When I started this, I was like “that’s like asking if sound waves exhibit wave-particle duality” but by the end I was … less certain. https://bigthink.com/starts-with-a-bang/gravitational-waves-wave-particle-duality/
So - you're looking for "phonons", but you can't draw too many parallels between them and photons because they're different. For example, in a phonon frequency is quantized, not amplitude, and the exact properties depend on the medium. And the technical answer to your question is "kinda, sorta, it depends on who you ask and how you define things and about 70 other things". Emergent properties are like that.
@Biggles photons are an actual recognized particle though, part of the standard model; are phonons even actually a thing?? (And would they be the same thing when sound waves occur in different media - e.g., air vs water?)

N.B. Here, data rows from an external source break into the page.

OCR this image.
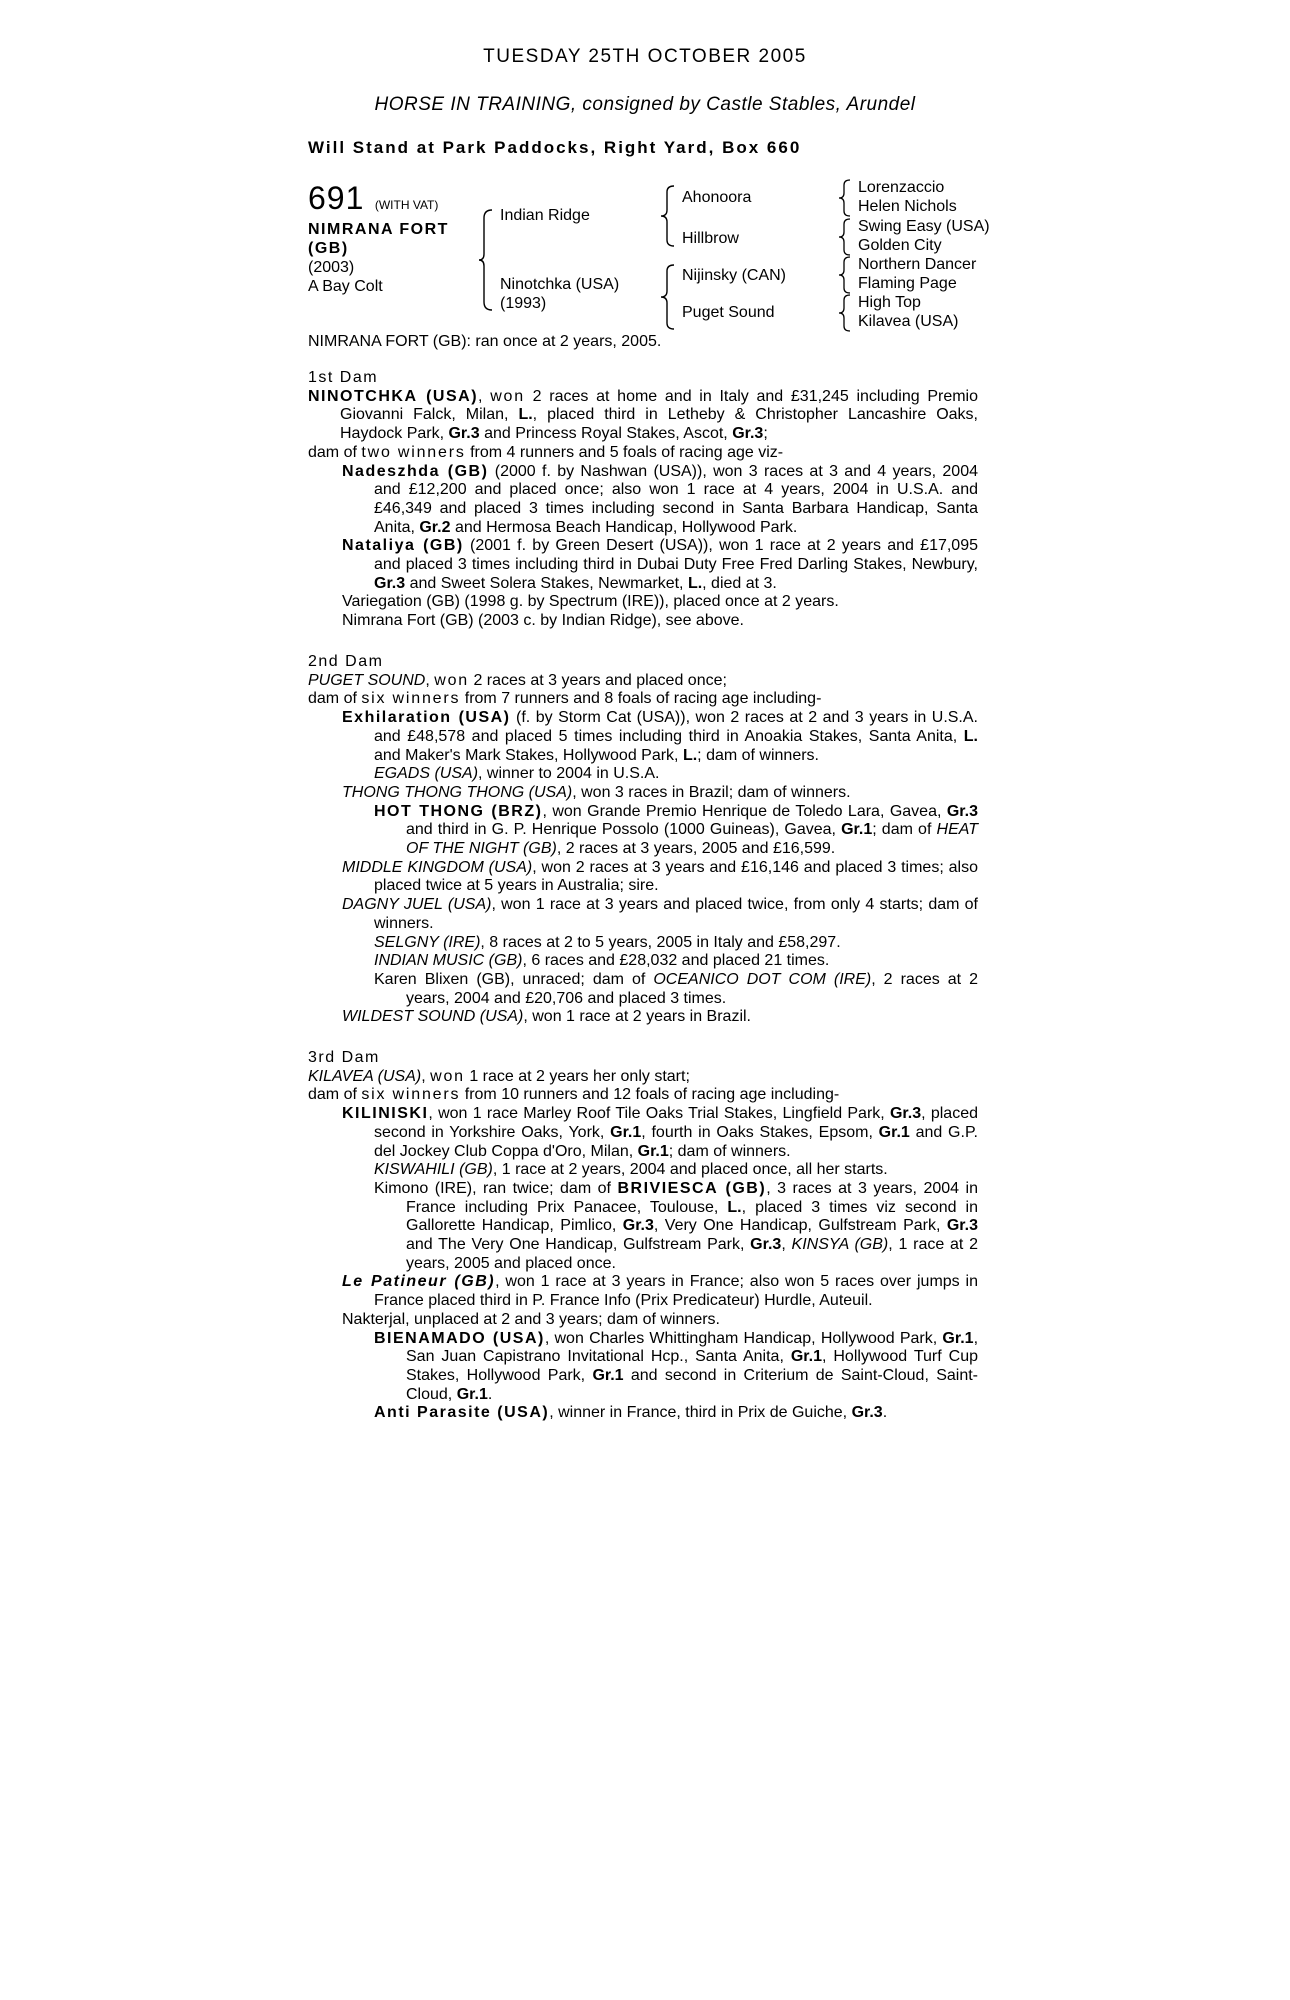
TUESDAY 25TH OCTOBER 2005
HORSE IN TRAINING, consigned by Castle Stables, Arundel
Will Stand at Park Paddocks, Right Yard, Box 660
691 (WITH VAT)
NIMRANA FORT
(GB)
(2003)
A Bay Colt
Indian Ridge
Ninotchka (USA)
(1993)
Ahonoora
Hillbrow
Nijinsky (CAN)
Puget Sound
Lorenzaccio
Helen Nichols
Swing Easy (USA)
Golden City
Northern Dancer
Flaming Page
High Top
Kilavea (USA)
NIMRANA FORT (GB): ran once at 2 years, 2005.
1st Dam
NINOTCHKA (USA), won 2 races at home and in Italy and £31,245 including Premio Giovanni Falck, Milan, L., placed third in Letheby & Christopher Lancashire Oaks, Haydock Park, Gr.3 and Princess Royal Stakes, Ascot, Gr.3;
dam of two winners from 4 runners and 5 foals of racing age viz-
Nadeszhda (GB) (2000 f. by Nashwan (USA)), won 3 races at 3 and 4 years, 2004 and £12,200 and placed once; also won 1 race at 4 years, 2004 in U.S.A. and £46,349 and placed 3 times including second in Santa Barbara Handicap, Santa Anita, Gr.2 and Hermosa Beach Handicap, Hollywood Park.
Nataliya (GB) (2001 f. by Green Desert (USA)), won 1 race at 2 years and £17,095 and placed 3 times including third in Dubai Duty Free Fred Darling Stakes, Newbury, Gr.3 and Sweet Solera Stakes, Newmarket, L., died at 3.
Variegation (GB) (1998 g. by Spectrum (IRE)), placed once at 2 years.
Nimrana Fort (GB) (2003 c. by Indian Ridge), see above.
2nd Dam
PUGET SOUND, won 2 races at 3 years and placed once;
dam of six winners from 7 runners and 8 foals of racing age including-
Exhilaration (USA) (f. by Storm Cat (USA)), won 2 races at 2 and 3 years in U.S.A. and £48,578 and placed 5 times including third in Anoakia Stakes, Santa Anita, L. and Maker's Mark Stakes, Hollywood Park, L.; dam of winners.
EGADS (USA), winner to 2004 in U.S.A.
THONG THONG THONG (USA), won 3 races in Brazil; dam of winners.
HOT THONG (BRZ), won Grande Premio Henrique de Toledo Lara, Gavea, Gr.3 and third in G. P. Henrique Possolo (1000 Guineas), Gavea, Gr.1; dam of HEAT OF THE NIGHT (GB), 2 races at 3 years, 2005 and £16,599.
MIDDLE KINGDOM (USA), won 2 races at 3 years and £16,146 and placed 3 times; also placed twice at 5 years in Australia; sire.
DAGNY JUEL (USA), won 1 race at 3 years and placed twice, from only 4 starts; dam of winners.
SELGNY (IRE), 8 races at 2 to 5 years, 2005 in Italy and £58,297.
INDIAN MUSIC (GB), 6 races and £28,032 and placed 21 times.
Karen Blixen (GB), unraced; dam of OCEANICO DOT COM (IRE), 2 races at 2 years, 2004 and £20,706 and placed 3 times.
WILDEST SOUND (USA), won 1 race at 2 years in Brazil.
3rd Dam
KILAVEA (USA), won 1 race at 2 years her only start;
dam of six winners from 10 runners and 12 foals of racing age including-
KILINISKI, won 1 race Marley Roof Tile Oaks Trial Stakes, Lingfield Park, Gr.3, placed second in Yorkshire Oaks, York, Gr.1, fourth in Oaks Stakes, Epsom, Gr.1 and G.P. del Jockey Club Coppa d'Oro, Milan, Gr.1; dam of winners.
KISWAHILI (GB), 1 race at 2 years, 2004 and placed once, all her starts.
Kimono (IRE), ran twice; dam of BRIVIESCA (GB), 3 races at 3 years, 2004 in France including Prix Panacee, Toulouse, L., placed 3 times viz second in Gallorette Handicap, Pimlico, Gr.3, Very One Handicap, Gulfstream Park, Gr.3 and The Very One Handicap, Gulfstream Park, Gr.3, KINSYA (GB), 1 race at 2 years, 2005 and placed once.
Le Patineur (GB), won 1 race at 3 years in France; also won 5 races over jumps in France placed third in P. France Info (Prix Predicateur) Hurdle, Auteuil.
Nakterjal, unplaced at 2 and 3 years; dam of winners.
BIENAMADO (USA), won Charles Whittingham Handicap, Hollywood Park, Gr.1, San Juan Capistrano Invitational Hcp., Santa Anita, Gr.1, Hollywood Turf Cup Stakes, Hollywood Park, Gr.1 and second in Criterium de Saint-Cloud, Saint-Cloud, Gr.1.
Anti Parasite (USA), winner in France, third in Prix de Guiche, Gr.3.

"Actually a thing"? Is the number three a thing? Is "happiness" a thing? Is "DarkUncle" actually a thing and not just a carefully arranged glob of molecules running a program in an organic computer? Yes - phonons are a thing, but they don't really exist independently of the medium they're in. As for different media - waffle waffle, because they say "in a solid" an awful lot, implying the rules are different in a liquid or gas, but i suspect some parts carry over and others don't, and although I expect to get yelled at, this is not really what I'd call a "hard science" from a mechanical engineering point of view - it's more a "hey look this weird phenomena we see in waves and light shows up here too, but doesn't work exactly the same" which is why I caution making a logical leap with gravitational waves also being quantized. Again - I'm a very old school empiricist, if you don't have actual experimental evidence, so far as I'm concerned it's idle speculation. And a thousand string theorists would now write me a sternly worded response, if they saw this. /shrug
@Biggles I guess a better way to think of it is that photons are recognized as elementary particles independent of the medium they propagate through (like electrons). Phonons are different, but I’m not sure in what ways and to what extent.

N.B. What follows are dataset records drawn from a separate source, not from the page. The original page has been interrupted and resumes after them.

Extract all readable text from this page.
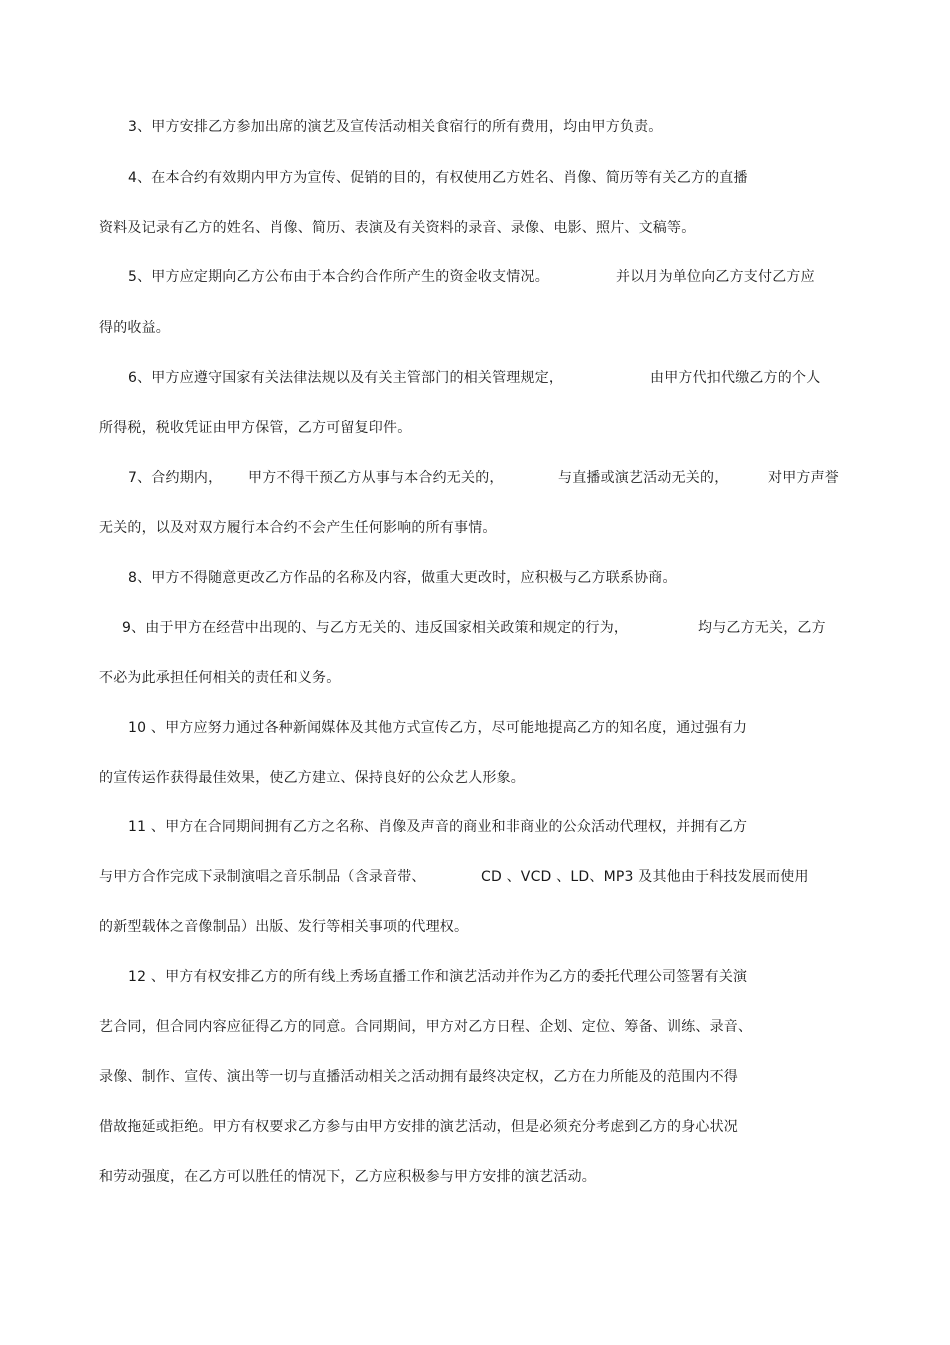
3、甲方安排乙方参加出席的演艺及宣传活动相关食宿行的所有费用，均由甲方负责。
4、在本合约有效期内甲方为宣传、促销的目的，有权使用乙方姓名、肖像、简历等有关乙方的直播
资料及记录有乙方的姓名、肖像、简历、表演及有关资料的录音、录像、电影、照片、文稿等。
5、甲方应定期向乙方公布由于本合约合作所产生的资金收支情况。	并以月为单位向乙方支付乙方应
得的收益。
6、甲方应遵守国家有关法律法规以及有关主管部门的相关管理规定，	由甲方代扣代缴乙方的个人
所得税，税收凭证由甲方保管，乙方可留复印件。
7、合约期内， 甲方不得干预乙方从事与本合约无关的，	与直播或演艺活动无关的，	对甲方声誉
无关的，以及对双方履行本合约不会产生任何影响的所有事情。
8、甲方不得随意更改乙方作品的名称及内容，做重大更改时，应积极与乙方联系协商。
9、由于甲方在经营中出现的、与乙方无关的、违反国家相关政策和规定的行为，	均与乙方无关，乙方
不必为此承担任何相关的责任和义务。
10 、甲方应努力通过各种新闻媒体及其他方式宣传乙方，尽可能地提高乙方的知名度，通过强有力
的宣传运作获得最佳效果，使乙方建立、保持良好的公众艺人形象。
11 、甲方在合同期间拥有乙方之名称、肖像及声音的商业和非商业的公众活动代理权，并拥有乙方
与甲方合作完成下录制演唱之音乐制品（含录音带、	CD 、VCD 、LD、MP3 及其他由于科技发展而使用
的新型载体之音像制品）出版、发行等相关事项的代理权。
12 、甲方有权安排乙方的所有线上秀场直播工作和演艺活动并作为乙方的委托代理公司签署有关演
艺合同，但合同内容应征得乙方的同意。合同期间，甲方对乙方日程、企划、定位、筹备、训练、录音、
录像、制作、宣传、演出等一切与直播活动相关之活动拥有最终决定权，乙方在力所能及的范围内不得
借故拖延或拒绝。甲方有权要求乙方参与由甲方安排的演艺活动，但是必须充分考虑到乙方的身心状况
和劳动强度，在乙方可以胜任的情况下，乙方应积极参与甲方安排的演艺活动。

I would add that normal human experiences and intuition *entirely fail* when you are looking at the very small - but also the very large, the very fast, and very long and short time scales. We desperately want to make new things fit into a box and be "like" something we already know, so we can make analogies and predictions. It's a trap. That's why science is verified by experiment - because much of the time you simply can't extend normal experience to those realms.